Urteil vom 01. September 2016 – 137 C 65/16

 

In dem vorliegenden Fall wird die Beklagte beschuldigt in einem Peer-to-Peer-Netzwerk das Musikalbum „Hallo Welt“ von Max Herre anderen Nutzer zum Download angeboten zu haben. Die klagende Partei, als alleiniger Rechteinhaber der streitgegenständlichen Musiktitel, forderte in der Folge einen Wertersatz aufgrund einer Urheberrechtsverletzung.

In seiner Entscheidung geht das Amtsgericht Köln nicht von einem Rechtsverstoß seitens des Beklagten aus. Zwar gilt bei Filesharing-Prozessen die Tätervermutung für den Anschlussinhaber, jedoch nur, wenn sicher festgestellt werden kann, dass die Rechtsverletzung auf eben diesen Anschluss des Inhabers zurückzuführen ist. Da jedoch nur „eine einzige Verletzung unter Zuordnung einer einzigen IP-Adresse“ vorgenommen wurde, verweist das Amtsgericht Köln auf die hohe Fehlerquote solcher IP-Ermittlungen. Diese Unsicherheit könne durch eine erhöte Stichprobenmenge wie sie durch eine Vielzahl von Rechtsverletzungen zu unterschiedlichen Zeitpunkten gegeben ist, minimiert werden. Bei einer einzigen Rechtsverletzung kann diese Unsicherheit jedoch nicht zu Lasten der Beklagten ausgelegt werden. Aus diesem Grund ist es Aufgabe der Kläger eine eindeutige Ermittlung und Zuordnung der IP-Adresse im Klagefall zu gewährleisten. Die Zuverlässigkeit des extern beauftragten Unternehmens zur IP-Ermittlung kann indes vom Amtsgericht Köln nicht festgestellt werden. Da die Klageseite diese Forderung nicht erfüllen konnte, wurde die Klage abgewiesen.

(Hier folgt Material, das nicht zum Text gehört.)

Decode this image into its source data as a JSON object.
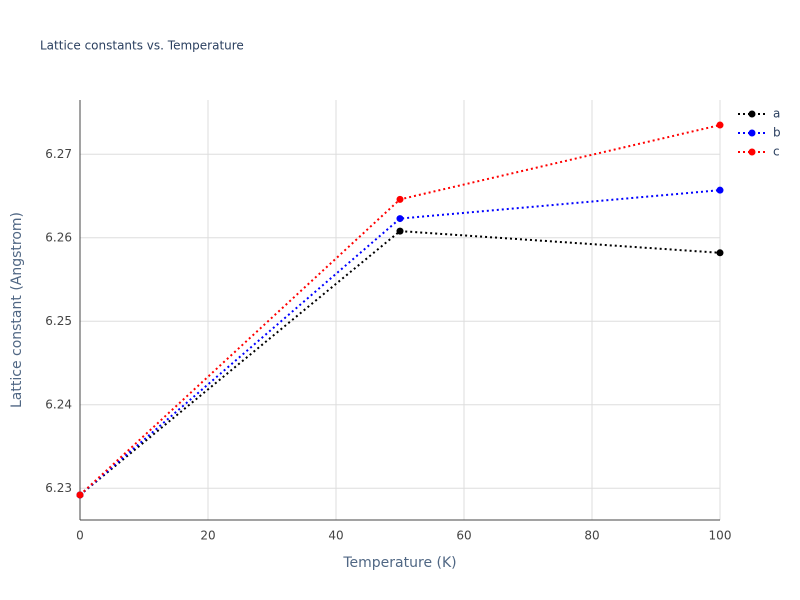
{
  "chart_data": {
    "type": "line",
    "title": "Lattice constants vs. Temperature",
    "x_label": "Temperature (K)",
    "y_label": "Lattice constant (Angstrom)",
    "x": [
      0,
      50,
      100
    ],
    "series": [
      {
        "name": "a",
        "color": "#000000",
        "values": [
          6.2292,
          6.2608,
          6.2582
        ]
      },
      {
        "name": "b",
        "color": "#0000ff",
        "values": [
          6.2292,
          6.2623,
          6.2657
        ]
      },
      {
        "name": "c",
        "color": "#ff0000",
        "values": [
          6.2292,
          6.2646,
          6.2735
        ]
      }
    ],
    "xlim": [
      0,
      100
    ],
    "xticks": [
      0,
      20,
      40,
      60,
      80,
      100
    ],
    "ylim": [
      6.2262,
      6.2765
    ],
    "yticks": [
      6.23,
      6.24,
      6.25,
      6.26,
      6.27
    ],
    "grid": true
  }
}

Filesharing-Prozesse sind ein lukratives Geschäft. Je umfangreicher die Rechtsprechung zu dieser Thematik jedoch wird, desto größer werden die juristischen Probleme und Hindernisse, die Kläger umgehen müssen, damit eine solche Klage wegen Urheberrechtsverletzung Erfolg hat. Aus diesem Grund sollte der individuelle Fall stets sachkundig geprüft werden, da auf die Forderungen der Klageseite einzugehen und Unterlassungerklärungen zu unterschreiben oftmals nicht effektivste Methode sind, um Filesharing-Fälle schnell und kostengünstig zu beenden.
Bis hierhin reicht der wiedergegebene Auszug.